Consolidation via Policy Information Regularization in Deep RL for Multi-Agent Games
Tailia Malloy, Tim Klinger, Miao Liu, Matthew Riemer, Gerald Tesauro, Chris R. Sims
TL;DR
The paper addresses nonstationarity in multi-agent reinforcement learning by introducing a capacity-limited policy information constraint within MADDPG. It formalizes a mutual-information budget $\mathcal{I}(\pi(a|s)) \le \mathcal{C}$ and a reward-regularization weight $\beta$, linking policy complexity to generalization and consolidation. The authors propose MI approximation techniques for deterministic MADDPG policies and present the Capacity-Limited MADDPG algorithm that integrates these terms into the centralized critic framework. Empirical results across cooperative, competitive, and mixed environments show improved generalization and learning stability in most tasks, with certain mixed-task dynamics showing sensitivity to the information budget.
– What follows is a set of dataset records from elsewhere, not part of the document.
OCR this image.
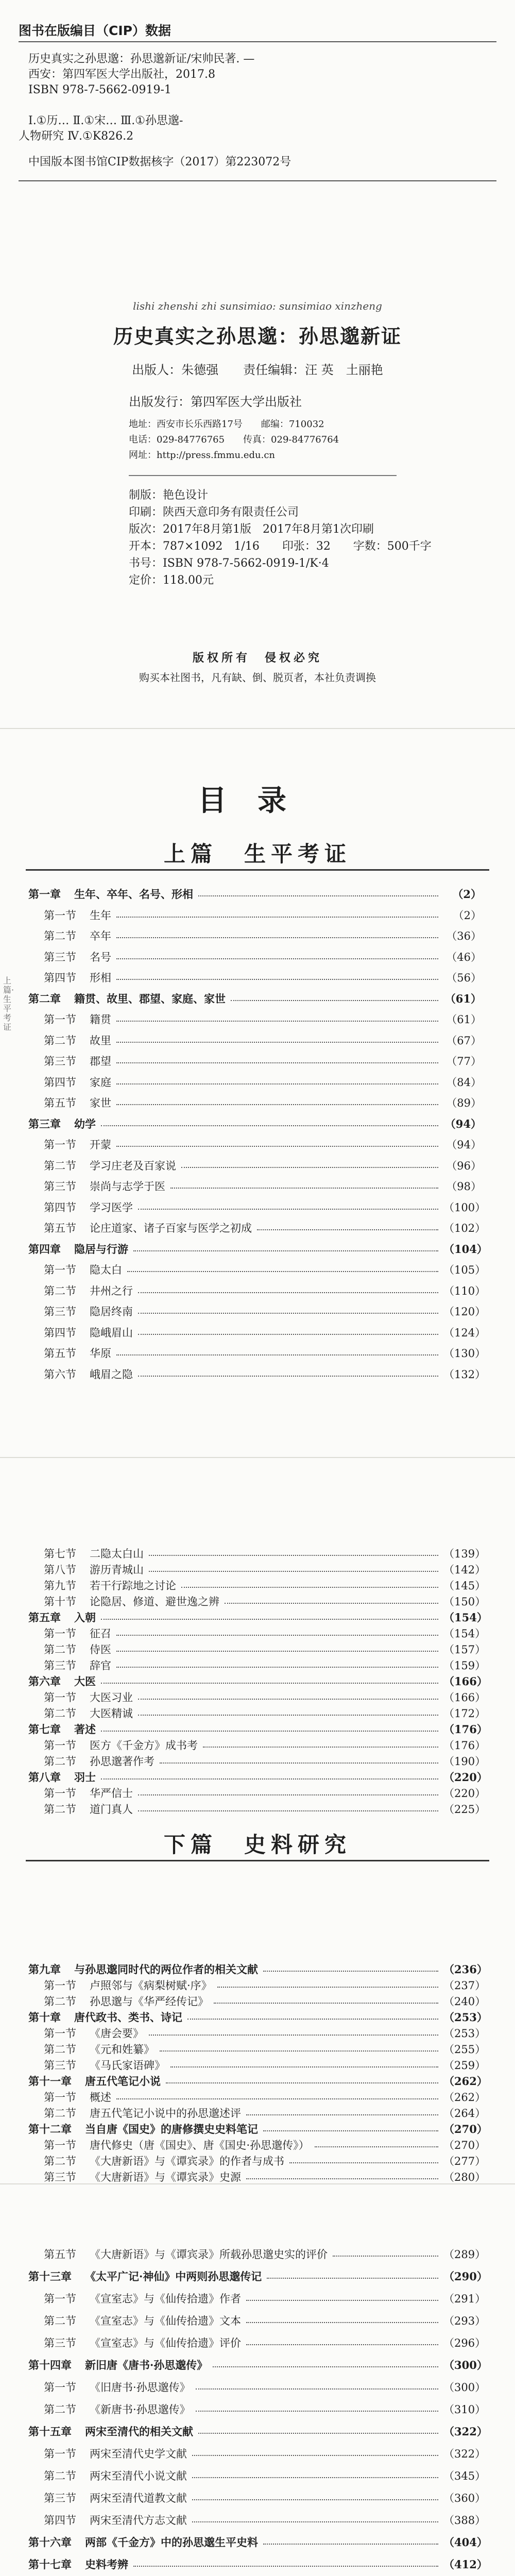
图书在版编目（CIP）数据
历史真实之孙思邈：孙思邈新证/宋帅民著. —
西安：第四军医大学出版社，2017.8
ISBN 978-7-5662-0919-1
Ⅰ.①历… Ⅱ.①宋… Ⅲ.①孙思邈-
人物研究 Ⅳ.①K826.2
中国版本图书馆CIP数据核字（2017）第223072号
lishi zhenshi zhi sunsimiao: sunsimiao xinzheng
历史真实之孙思邈：孙思邈新证
出版人：朱德强　　责任编辑：汪 英　土丽艳
出版发行：第四军医大学出版社
地址：西安市长乐西路17号　　邮编：710032
电话：029-84776765　　传真：029-84776764
网址：http://press.fmmu.edu.cn
制版：艳色设计
印刷：陕西天意印务有限责任公司
版次：2017年8月第1版　2017年8月第1次印刷
开本：787×1092　1/16　　印张：32　　字数：500千字
书号：ISBN 978-7-5662-0919-1/K·4
定价：118.00元
版权所有　侵权必究
购买本社图书，凡有缺、倒、脱页者，本社负责调换
目录
上篇　生平考证
第一章 生年、卒年、名号、形相	（2）
第一节 生年	（2）
第二节 卒年	（36）
第三节 名号	（46）
第四节 形相	（56）
第二章 籍贯、故里、郡望、家庭、家世	（61）
第一节 籍贯	（61）
第二节 故里	（67）
第三节 郡望	（77）
第四节 家庭	（84）
第五节 家世	（89）
第三章 幼学	（94）
第一节 开蒙	（94）
第二节 学习庄老及百家说	（96）
第三节 崇尚与志学于医	（98）
第四节 学习医学	（100）
第五节 论庄道家、诸子百家与医学之初成	（102）
第四章 隐居与行游	（104）
第一节 隐太白	（105）
第二节 井州之行	（110）
第三节 隐居终南	（120）
第四节 隐峨眉山	（124）
第五节 华原	（130）
第六节 峨眉之隐	（132）
上篇·生平考证
第七节 二隐太白山	（139）
第八节 游历青城山	（142）
第九节 若干行踪地之讨论	（145）
第十节 论隐居、修道、避世逸之辨	（150）
第五章 入朝	（154）
第一节 征召	（154）
第二节 侍医	（157）
第三节 辞官	（159）
第六章 大医	（166）
第一节 大医习业	（166）
第二节 大医精诚	（172）
第七章 著述	（176）
第一节 医方《千金方》成书考	（176）
第二节 孙思邈著作考	（190）
第八章 羽士	（220）
第一节 华严信士	（220）
第二节 道门真人	（225）
第九章 与孙思邈同时代的两位作者的相关文献	（236）
第一节 卢照邻与《病梨树赋·序》	（237）
第二节 孙思邈与《华严经传记》	（240）
第十章 唐代政书、类书、诗记	（253）
第一节 《唐会要》	（253）
第二节 《元和姓纂》	（255）
第三节 《马氏家语碑》	（259）
第十一章 唐五代笔记小说	（262）
第一节 概述	（262）
第二节 唐五代笔记小说中的孙思邈述评	（264）
第十二章 当自唐《国史》的唐修撰史史料笔记	（270）
第一节 唐代修史（唐《国史》、唐《国史·孙思邈传》）	（270）
第二节 《大唐新语》与《谭宾录》的作者与成书	（277）
第三节 《大唐新语》与《谭宾录》史源	（280）
下篇　史料研究
第五节 《大唐新语》与《谭宾录》所载孙思邈史实的评价	（289）
第十三章 《太平广记·神仙》中两则孙思邈传记	（290）
第一节 《宣室志》与《仙传拾遗》作者	（291）
第二节 《宣室志》与《仙传拾遗》文本	（293）
第三节 《宣室志》与《仙传拾遗》评价	（296）
第十四章 新旧唐《唐书·孙思邈传》	（300）
第一节 《旧唐书·孙思邈传》	（300）
第二节 《新唐书·孙思邈传》	（310）
第十五章 两宋至清代的相关文献	（322）
第一节 两宋至清代史学文献	（322）
第二节 两宋至清代小说文献	（345）
第三节 两宋至清代道教文献	（360）
第四节 两宋至清代方志文献	（388）
第十六章 两部《千金方》中的孙思邈生平史料	（404）
第十七章 史料考辨	（412）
This work presents an information-theoretic regularization framework that can mitigate forgetting and improve robustness in nonstationary MARL settings, with practical implications for scalable multi-agent control.
Abstract
This paper introduces an information-theoretic constraint on learned policy complexity in the Multi-Agent Deep Deterministic Policy Gradient (MADDPG) reinforcement learning algorithm. Previous research with a related approach in continuous control experiments suggests that this method favors learning policies that are more robust to changing environment dynamics. The multi-agent game setting naturally requires this type of robustness, as other agents' policies change throughout learning, introducing a nonstationary environment. For this reason, recent methods in continual learning are compared to our approach, termed Capacity-Limited MADDPG. Results from experimentation in multi-agent cooperative and competitive tasks demonstrate that the capacity-limited approach is a good candidate for improving learning performance in these environments.